Veröffentlichung 19.12.25 | Fragenfrist 20.01.26 | Teilnahmefrist 28.01.26 | Vertragsbeginn 31.07.26 |
Eignungskriterien
1. Vorbemerkung: Die Eignung ist für jedes Mitglied einer Bewerbergemeinschaft gesondert nachzuweisen. Soweit nachfolgend nichts Abweichendes geregelt wird, sind daher alle Eignungsnachweise von jedem Mitglied einer Bewerbergemeinschaft vorzulegen. Soweit der Bewerber oder die Bewerbergemeinschaft zum Nachweis der Eignung die Kapazitäten anderer Unternehmen in Anspruch nimmt (sog. "Eignungsleihe"), muss mit Abgabe des Teilnahmeantrags nachgewiesen werden, dass die für den Auftrag erforderlichen Kapazitäten zur Verfügung stehen, indem der Bewerber/die Bewerbergemeinschaft beispielsweise eine entsprechende Verpflichtungserklärung des betreffenden Unternehmens vorlegt. Die Unternehmen, auf die sich ein Bewerber zum Nachweis seiner Eignung stützt, müssen die Eignung nach der EU-Auftragsbekanntmachung hinsichtlich derjenigen Eignungskriterien erfüllen, zu deren Nachweis sich der Bewerber auf die Eignung des Unternehmens stützt. Zudem sind die Erklärungen über das Vorliegen von Ausschlussgründe nach § 6e EU Abs. 1 bis Abs. 4 VOB/A und § 6e EU Abs. 6 VOB/A vorzulegen. 2. Mit dem Teilnahmeantrag sind folgende Unterlagen in Bezug auf Ausschlussgründe einzureichen: (1) Eigenerklärung, dass die Ausschlussgründe des § 6e EU Abs. 1 bis Abs. 4 VOB/A nicht vorliegen (2) Eigenerklärung über das Vorliegen von Ausschlussgründen nach § 6e EU Abs. 6 VOB/A (3) Eigenerklärung gemäß § 19 Abs. 3 des Mindestlohngesetzes (MiLoG) (4) Verpflichtungserklärung zum Mindestentgelt (5) Eigenerklärung Russland-Sanktionen (6) Eigenerklärung über die Eintragung des Unternehmens in das Berufs- oder Handelsregister oder in die Handwerksrolle
(1) Eigenerklärung über den Abschluss einer Betriebshaftpflichtversicherung mit einer Deckungssumme für Personen-, Sach- und Vermögensschäden in Höhe von mindestens EUR 5,0 Mio. oder Eigenerklärung, im Auftragsfall Versicherungsschutz in der geforderter Höhe zu stellen. Hinweis: Die Eigenerklärung ist bei Bewerbergemeinschaften nur einmal vorzulegen. (2) Eigenerklärung über den Umsatz des Unternehmens, jeweils bezogen auf die letzten drei abgeschlossenen Geschäftsjahre, soweit er Bauleistungen und andere Leistungen betrifft, die mit der zu vergebenen Leistung vergleichbar sind, jeweils aufgeschlüsselt nach "schlüsselfertige Bauleistungen im Bereich "Hochbau" und "Planung Gebäude und Innenräume".

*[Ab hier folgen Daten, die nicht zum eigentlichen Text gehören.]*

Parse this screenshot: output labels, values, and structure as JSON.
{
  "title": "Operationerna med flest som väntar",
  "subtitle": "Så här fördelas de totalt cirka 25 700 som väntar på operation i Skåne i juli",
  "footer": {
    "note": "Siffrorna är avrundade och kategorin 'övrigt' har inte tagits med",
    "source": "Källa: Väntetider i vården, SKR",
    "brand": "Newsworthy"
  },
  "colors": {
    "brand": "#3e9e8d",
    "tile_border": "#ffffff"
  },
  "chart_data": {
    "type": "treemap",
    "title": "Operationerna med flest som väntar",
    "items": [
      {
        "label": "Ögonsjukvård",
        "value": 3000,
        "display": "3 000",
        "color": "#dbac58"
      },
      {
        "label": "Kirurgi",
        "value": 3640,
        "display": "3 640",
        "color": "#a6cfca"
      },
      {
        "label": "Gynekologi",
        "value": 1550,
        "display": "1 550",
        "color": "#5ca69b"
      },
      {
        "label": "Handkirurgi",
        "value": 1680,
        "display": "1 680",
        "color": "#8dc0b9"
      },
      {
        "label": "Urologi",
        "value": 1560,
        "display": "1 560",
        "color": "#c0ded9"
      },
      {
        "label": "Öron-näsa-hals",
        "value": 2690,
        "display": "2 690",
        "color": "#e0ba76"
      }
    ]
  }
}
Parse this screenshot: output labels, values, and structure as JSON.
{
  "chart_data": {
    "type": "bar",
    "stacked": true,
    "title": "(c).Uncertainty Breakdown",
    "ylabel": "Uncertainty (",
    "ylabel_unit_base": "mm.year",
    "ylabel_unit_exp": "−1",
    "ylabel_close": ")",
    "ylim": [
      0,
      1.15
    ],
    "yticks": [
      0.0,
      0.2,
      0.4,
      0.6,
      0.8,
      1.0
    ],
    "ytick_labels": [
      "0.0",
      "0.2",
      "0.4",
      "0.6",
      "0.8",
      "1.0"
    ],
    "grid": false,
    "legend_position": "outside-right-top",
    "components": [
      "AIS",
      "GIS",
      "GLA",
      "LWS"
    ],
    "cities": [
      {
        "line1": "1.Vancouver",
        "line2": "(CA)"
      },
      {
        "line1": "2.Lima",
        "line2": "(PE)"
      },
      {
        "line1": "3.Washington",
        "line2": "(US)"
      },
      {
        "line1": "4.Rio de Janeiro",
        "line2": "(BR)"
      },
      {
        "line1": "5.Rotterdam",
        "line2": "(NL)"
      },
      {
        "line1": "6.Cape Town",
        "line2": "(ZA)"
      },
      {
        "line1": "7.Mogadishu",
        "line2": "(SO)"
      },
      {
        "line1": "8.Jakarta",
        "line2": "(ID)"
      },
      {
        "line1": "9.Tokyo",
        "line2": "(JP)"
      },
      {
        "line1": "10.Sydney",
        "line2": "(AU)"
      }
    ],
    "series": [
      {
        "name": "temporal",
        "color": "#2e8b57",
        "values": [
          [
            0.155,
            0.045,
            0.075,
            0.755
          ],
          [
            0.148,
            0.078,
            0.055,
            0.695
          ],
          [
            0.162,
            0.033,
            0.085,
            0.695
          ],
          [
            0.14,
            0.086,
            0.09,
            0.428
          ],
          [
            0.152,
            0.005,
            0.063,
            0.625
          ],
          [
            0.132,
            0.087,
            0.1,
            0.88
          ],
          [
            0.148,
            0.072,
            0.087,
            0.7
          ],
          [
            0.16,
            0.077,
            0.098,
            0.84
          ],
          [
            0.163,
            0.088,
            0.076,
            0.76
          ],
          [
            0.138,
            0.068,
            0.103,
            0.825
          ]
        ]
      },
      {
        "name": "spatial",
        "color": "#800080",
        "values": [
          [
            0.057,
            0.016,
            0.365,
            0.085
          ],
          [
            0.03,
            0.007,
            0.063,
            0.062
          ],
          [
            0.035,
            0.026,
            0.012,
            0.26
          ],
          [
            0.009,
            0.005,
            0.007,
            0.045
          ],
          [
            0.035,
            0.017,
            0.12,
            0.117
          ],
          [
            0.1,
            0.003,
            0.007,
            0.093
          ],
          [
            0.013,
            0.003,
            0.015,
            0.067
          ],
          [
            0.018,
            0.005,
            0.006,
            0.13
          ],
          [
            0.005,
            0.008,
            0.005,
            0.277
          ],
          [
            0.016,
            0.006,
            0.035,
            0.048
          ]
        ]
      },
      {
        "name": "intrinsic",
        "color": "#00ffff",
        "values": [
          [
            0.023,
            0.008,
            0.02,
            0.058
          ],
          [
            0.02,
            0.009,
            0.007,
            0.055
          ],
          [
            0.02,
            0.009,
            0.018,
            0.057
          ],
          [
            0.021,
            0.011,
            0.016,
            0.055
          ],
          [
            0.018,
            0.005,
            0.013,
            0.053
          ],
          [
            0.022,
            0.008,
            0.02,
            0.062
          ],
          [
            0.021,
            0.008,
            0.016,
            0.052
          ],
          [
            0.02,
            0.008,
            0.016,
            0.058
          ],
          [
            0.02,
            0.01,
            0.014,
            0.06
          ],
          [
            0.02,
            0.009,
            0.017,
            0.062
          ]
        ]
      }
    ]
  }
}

Angaben über die Ausführung vergleichbarer Leistungen Hinweis: Bei Bewerbergemeinschaften müssen die Referenzen von jedem Mitglied der Bewerbergemeinschaft nur für die Teilleistung erbracht werden, für deren Erbringung das jeweilige Unternehmen nach der von der Bewerbergemeinschaft vorgesehenen Aufgabenteilung vorgesehen ist. Folgende Mindestanforderungen sind nachzuweisen: a) Vorlage von einer Referenz über Planungsleistungen von Leistungsphase 2 bis 5 HOAI im Bereich "Bildungsbauten" mit anrechenbaren Herstellkosten (KG 300 - 400 nach DIN 276 in aktueller Fassung) von mindestens EUR 5 Mio. netto. Der Abschluss der Leistungsphase 5 muss in den letzten sieben Geschäftsjahren (d.h. ab dem 01.01.2018 bis zur Veröffentlichung der EU-Auftragsbekanntmachung) erfolgt sein. b) Vorlage von einer Referenz über eigenerbrachte, schlüsselfertige Bauleistungen im Bereich "Hochbau allgemein" für einen öffentlichen Auftraggeber oder Sektorenauftraggeber mit einem realisierten Auftragsvolumen von mindestens EUR 7,5 Mio. netto (KG 200 - 500 nach DIN 276 in aktueller Fassung). Die Abnahme muss in den letzten sieben Geschäftsjahren (d.h. ab dem 01.01.2018 bis zur Veröffentlichung der EU-Auftragsbekanntmachung) erfolgt sein. Die Referenzanforderungen können - müssen aber nicht - mit Referenzprojekten nachgewiesen werden, die gleichzeitig Planungs- und Bauleistungen umfasst haben.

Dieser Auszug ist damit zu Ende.